'Wall of Shame' Exposes 21M Medical Record Breaches
Lucas123 writes "Over the past three years, about 21 million patients have had their unencrypted medical records exposed in data security breaches that were big enough to require they be reported to the federal government. Each of the 477 breaches that were reported to the Office for Civil Rights (OCR) involved 500 or more patients, which the government posts on what the industry calls 'The Wall of Shame.' About 55,000 other breach reports involving fewer than 500 records where also reported to the OCR. Among the largest breaches reported was TRICARE Management Activity, the Department of Defense's health care program, which reported 4.9 million records lost when backup tapes went missing. Another five breaches involved 1 million or more records each. Yet, only two of the organizations involved in the breaches have been fined by the federal government."
Unless the various companies that lose the data are punished, nothing will change.
Be seeing you...
I'm impressed. I wouldn't have guessed that insurance outfits had anybody familiar with the concept of 'shame' available to coin such a nickname...
And why do we care who has our medical information?
Because in the US, we've decided that the only people that get health care are those with jobs. So getting a job is deeply tied to one's state of health. Accidental leaking of your health care information could lead to losing your job, or failure to obtain one. Other laws try to tackle that, but nonetheless, we all have the fear that if our potential employer (especially) knew how much we might really cost, we wouldn't get that job. And the fact of the matter is that no employer wants to employ a sick person if they can help it.

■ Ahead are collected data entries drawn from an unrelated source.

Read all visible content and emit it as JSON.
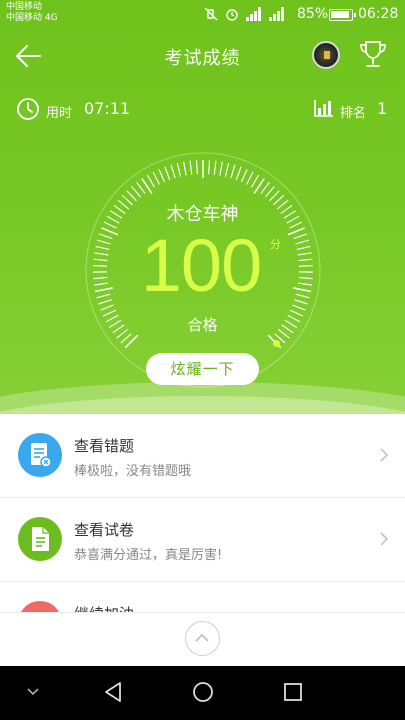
{
  "status_bar": {
    "carrier_1": "中国移动",
    "carrier_2": "中国移动 4G",
    "battery": "85%",
    "time": "06:28"
  },
  "header": {
    "title": "考试成绩"
  },
  "info": {
    "time_label": "用时",
    "time_value": "07:11",
    "rank_label": "排名",
    "rank_value": "1"
  },
  "result": {
    "user_name": "木仓车神",
    "score": "100",
    "score_unit": "分",
    "score_fraction": 1.0,
    "grade": "合格",
    "show_button": "炫耀一下"
  },
  "list": {
    "items": [
      {
        "title": "查看错题",
        "subtitle": "棒极啦，没有错题哦",
        "icon": "wrong-questions-icon",
        "color": "#3aa7ef"
      },
      {
        "title": "查看试卷",
        "subtitle": "恭喜满分通过，真是厉害!",
        "icon": "exam-paper-icon",
        "color": "#6cbb1f"
      }
    ],
    "partial_title": "继续加油"
  },
  "colors": {
    "accent": "#76c623",
    "score": "#d8ff48"
  }
}
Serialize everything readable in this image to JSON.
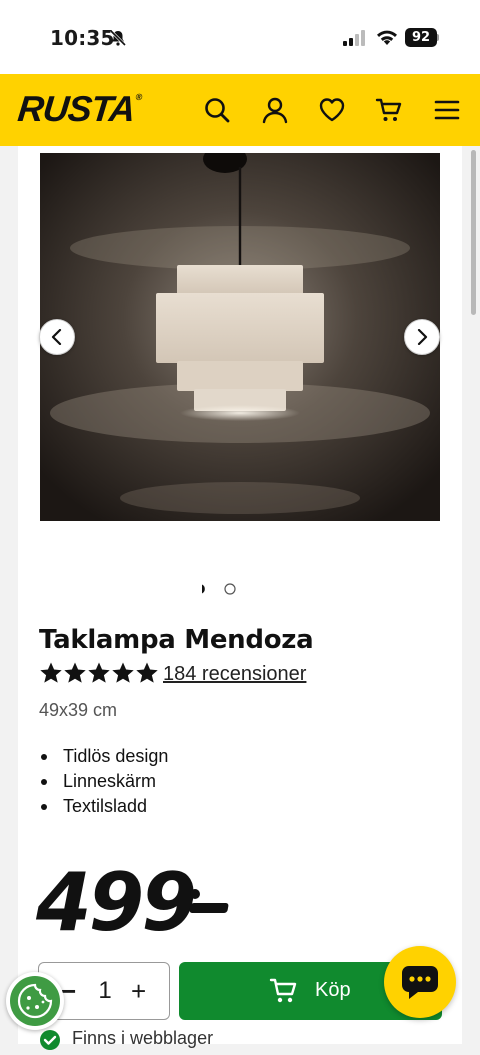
{
  "status_bar": {
    "time": "10:35",
    "battery": "92"
  },
  "header": {
    "logo": "RUSTA",
    "logo_reg": "®"
  },
  "product": {
    "title": "Taklampa Mendoza",
    "rating": 5,
    "rating_max": 5,
    "reviews": "184 recensioner",
    "size": "49x39 cm",
    "features": [
      "Tidlös design",
      "Linneskärm",
      "Textilsladd"
    ],
    "price": "499",
    "image_count": 2,
    "active_image": 1
  },
  "purchase": {
    "quantity": "1",
    "minus": "−",
    "plus": "+",
    "buy_label": "Köp"
  },
  "stock": {
    "label": "Finns i webblager"
  },
  "colors": {
    "brand_yellow": "#ffd200",
    "buy_green": "#108a2e"
  }
}
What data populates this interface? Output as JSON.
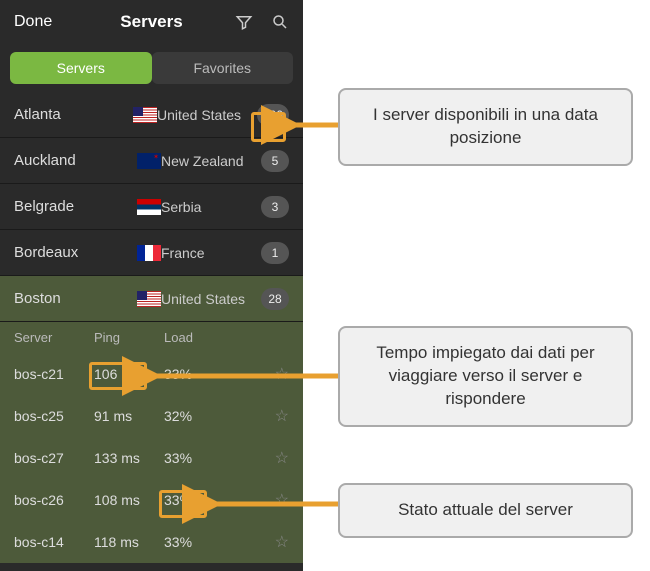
{
  "topbar": {
    "done": "Done",
    "title": "Servers"
  },
  "tabs": {
    "servers": "Servers",
    "favorites": "Favorites"
  },
  "locations": [
    {
      "city": "Atlanta",
      "country": "United States",
      "flag": "us",
      "count": "100"
    },
    {
      "city": "Auckland",
      "country": "New Zealand",
      "flag": "nz",
      "count": "5"
    },
    {
      "city": "Belgrade",
      "country": "Serbia",
      "flag": "rs",
      "count": "3"
    },
    {
      "city": "Bordeaux",
      "country": "France",
      "flag": "fr",
      "count": "1"
    },
    {
      "city": "Boston",
      "country": "United States",
      "flag": "us",
      "count": "28"
    }
  ],
  "server_table": {
    "headers": {
      "name": "Server",
      "ping": "Ping",
      "load": "Load"
    },
    "rows": [
      {
        "name": "bos-c21",
        "ping": "106 ms",
        "load": "33%"
      },
      {
        "name": "bos-c25",
        "ping": "91 ms",
        "load": "32%"
      },
      {
        "name": "bos-c27",
        "ping": "133 ms",
        "load": "33%"
      },
      {
        "name": "bos-c26",
        "ping": "108 ms",
        "load": "33%"
      },
      {
        "name": "bos-c14",
        "ping": "118 ms",
        "load": "33%"
      }
    ]
  },
  "callouts": {
    "c1": "I server disponibili in una data posizione",
    "c2": "Tempo impiegato dai dati per viaggiare verso il server e rispondere",
    "c3": "Stato attuale del server"
  }
}
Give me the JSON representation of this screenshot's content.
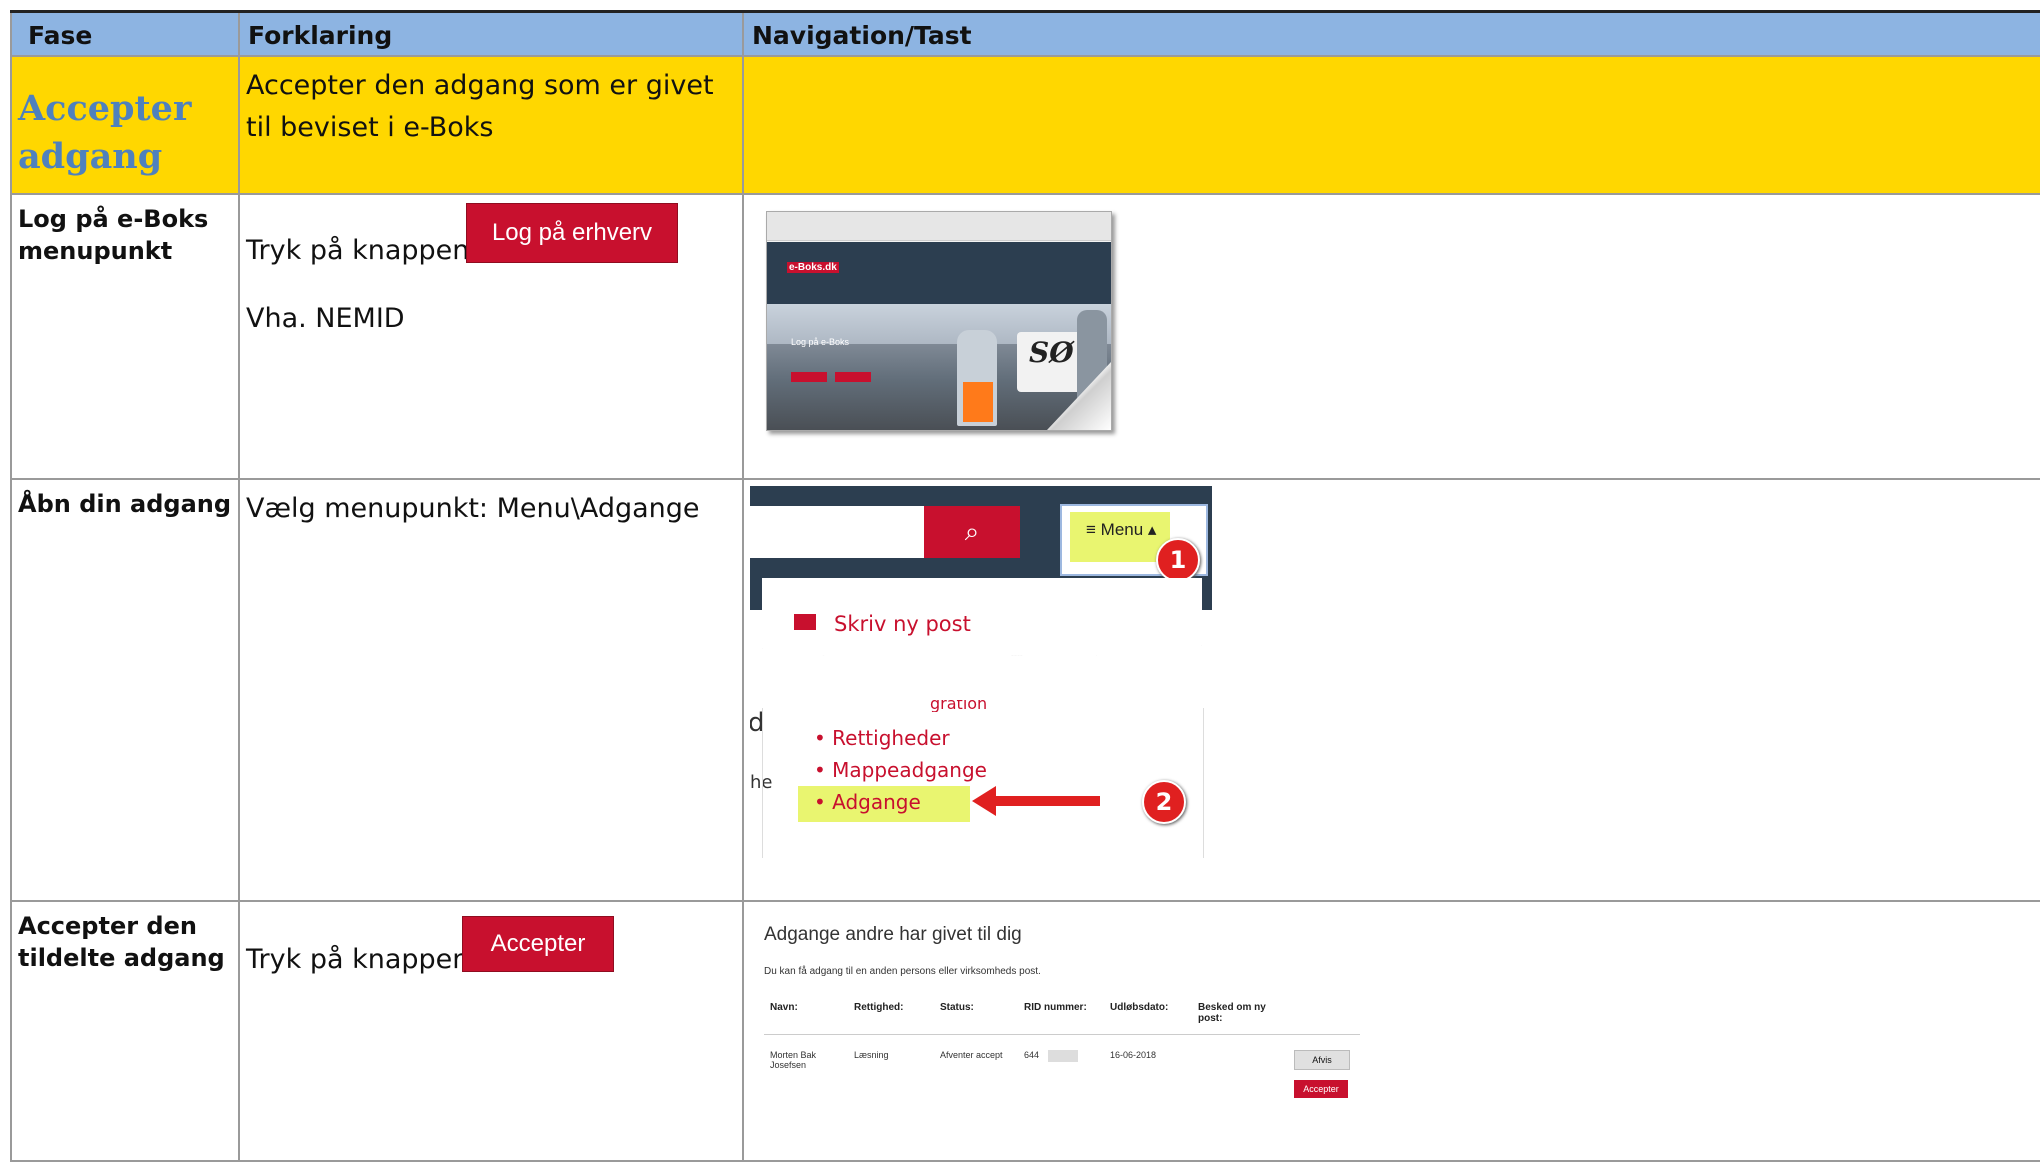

We'd be better off decoupling health care from employment. One side effect would be that medical information wouldn't be so secret. This is rather important when you consider that that information should perhaps be shared among health care providers, patients with the same ailments, and especially, family (possibly distantly related but genetically susceptable, for instance).
1^2=1; (-1)^2=1; 1^2=(-1)^2; 1=-1; 1=0.
Assumption junction, what's your function? Hookin' up word and phrases and sound bites.
If you read the article, you will see that the main problem is of proper handling of the backups, not the actual server application or database, or with other words, here the problem is the "meatware", not the "software"
To hell with fines. Felony-grade jail time in no less than medium-security, from top people on down, with the parole condition that upon release they never work with customer information or data again.